Skip to content
Michael G. Schwern edited this page Feb 7, 2014 · 3 revisions

This is an incrementer in the style of Cookie Clicker or Cow Clicker. The basic incrementer is where you click a thing (a cookie or a cow) to make your score go up by one. Then you can spend your score so each click gives you more score, or to buy things that click for you. The multipliers get increasingly absurd, clicking itself is increasingly useless as millions and billions of clicks per second happen for you. There is no way to win, you just keep pushing your score higher and higher.

The whole genre was created to show how absurd casual gaming is, and it created a monster. It has been likened to Sisyphus endlessly pushing his stone up a hill. Why fight it?!

Gameplay begins with Sisyphus, some stones, and a hill. Clicking Sisyphus causes him to throw a small stone over a hill and you get a point. Clicking a larger stone rapidly causes Sisyphus to push it up the hill, when it reaches the top it rolls down the other side and you get multiple points. Points are counted in stones.

Stones can then be spent on items which throw and roll stones for you, or they make throwing and rolling stones more efficient. There are several different types of stones and ways to get them over the hill providing the opportunity for multiple different trees to items.

As rocks roll off the right side of the screen, they reappear in Sisyphus' pile on the left. This effect should be fairly subtle, but in keeping with the endless and pointless nature of his task.

Characters interact with Sisyphus, sometimes of their own accord, sometimes as part of gameplay. For example, Brodin might show up and huck a ton of stones for Sisyphus for 30 seconds before he has to run off to the big Frost Giant vs Acer game.

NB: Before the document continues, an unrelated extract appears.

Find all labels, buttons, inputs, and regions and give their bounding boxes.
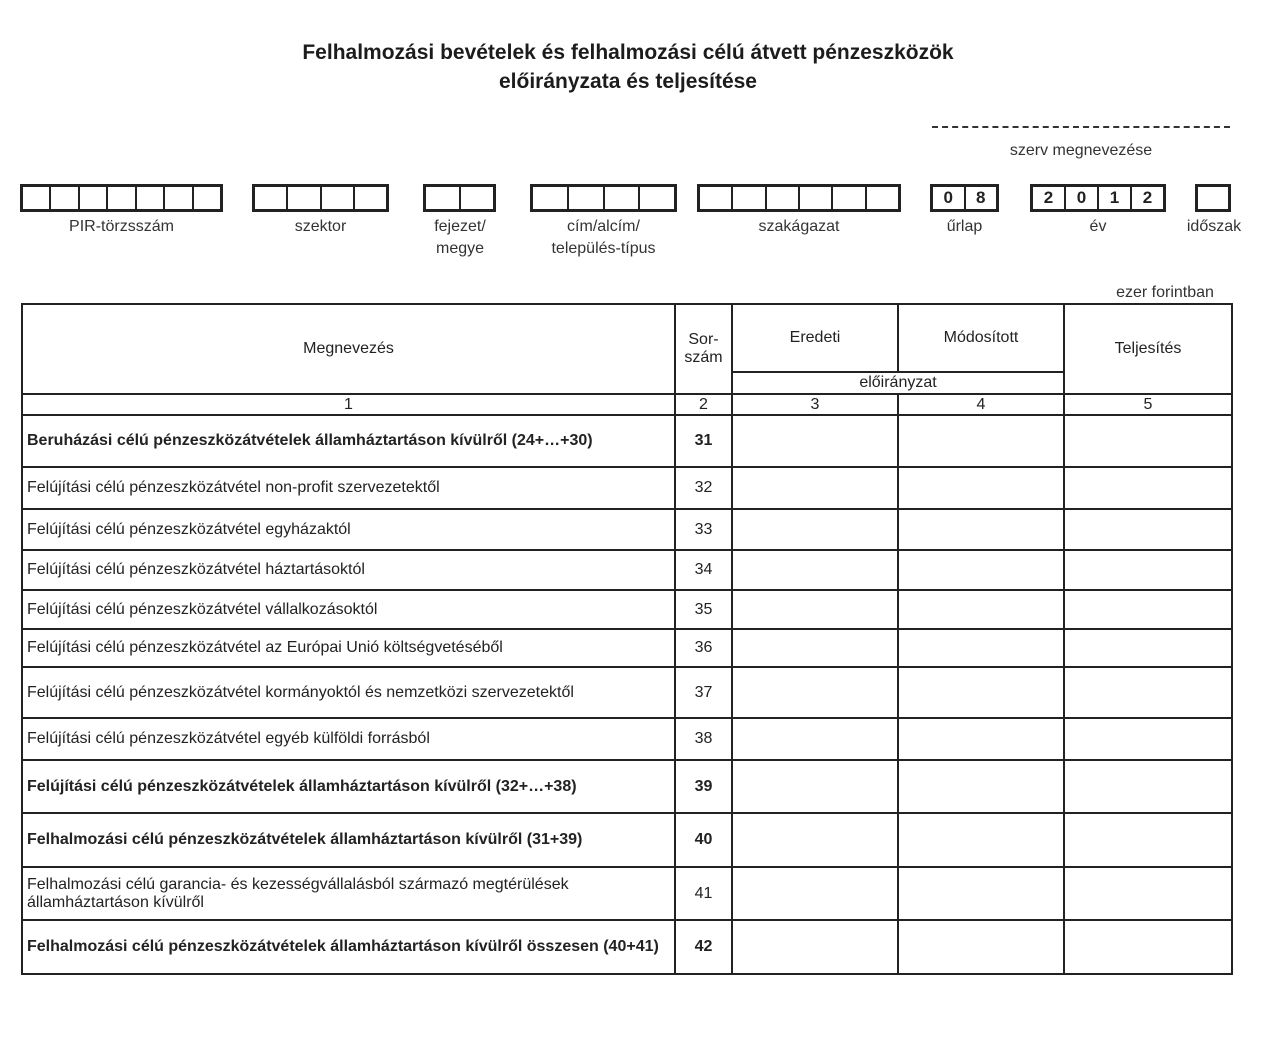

While there is no way to win the game, Zeus has promised Sisyphus that he can leave purgatory if he gets enough stones over the hill. A progress meter, with no scale, is provided. The scale is logarithmic so it will advance quickly and first and then slower and slower and slower even as the player's SPS increases wildly. The end point may be infinity, or the goal post may recede; both of these mechanics are meant to be subtle enough that a casual player doesn't notice. More overtly, Zeus and Persephone may find ways to penalize Sisyphus. Point is, you can't win but you THINK you can win.

Sisyphus is an anti-hero, and while he may think he's successfully cheated the system, no matter how many stones he pushes or how many ways he tricks the system, he can never win. This may be overt, or the game may leave the player with a feeling as well that they're "winning" while leaving the realization that it's all a joke on them up to their own self-realization.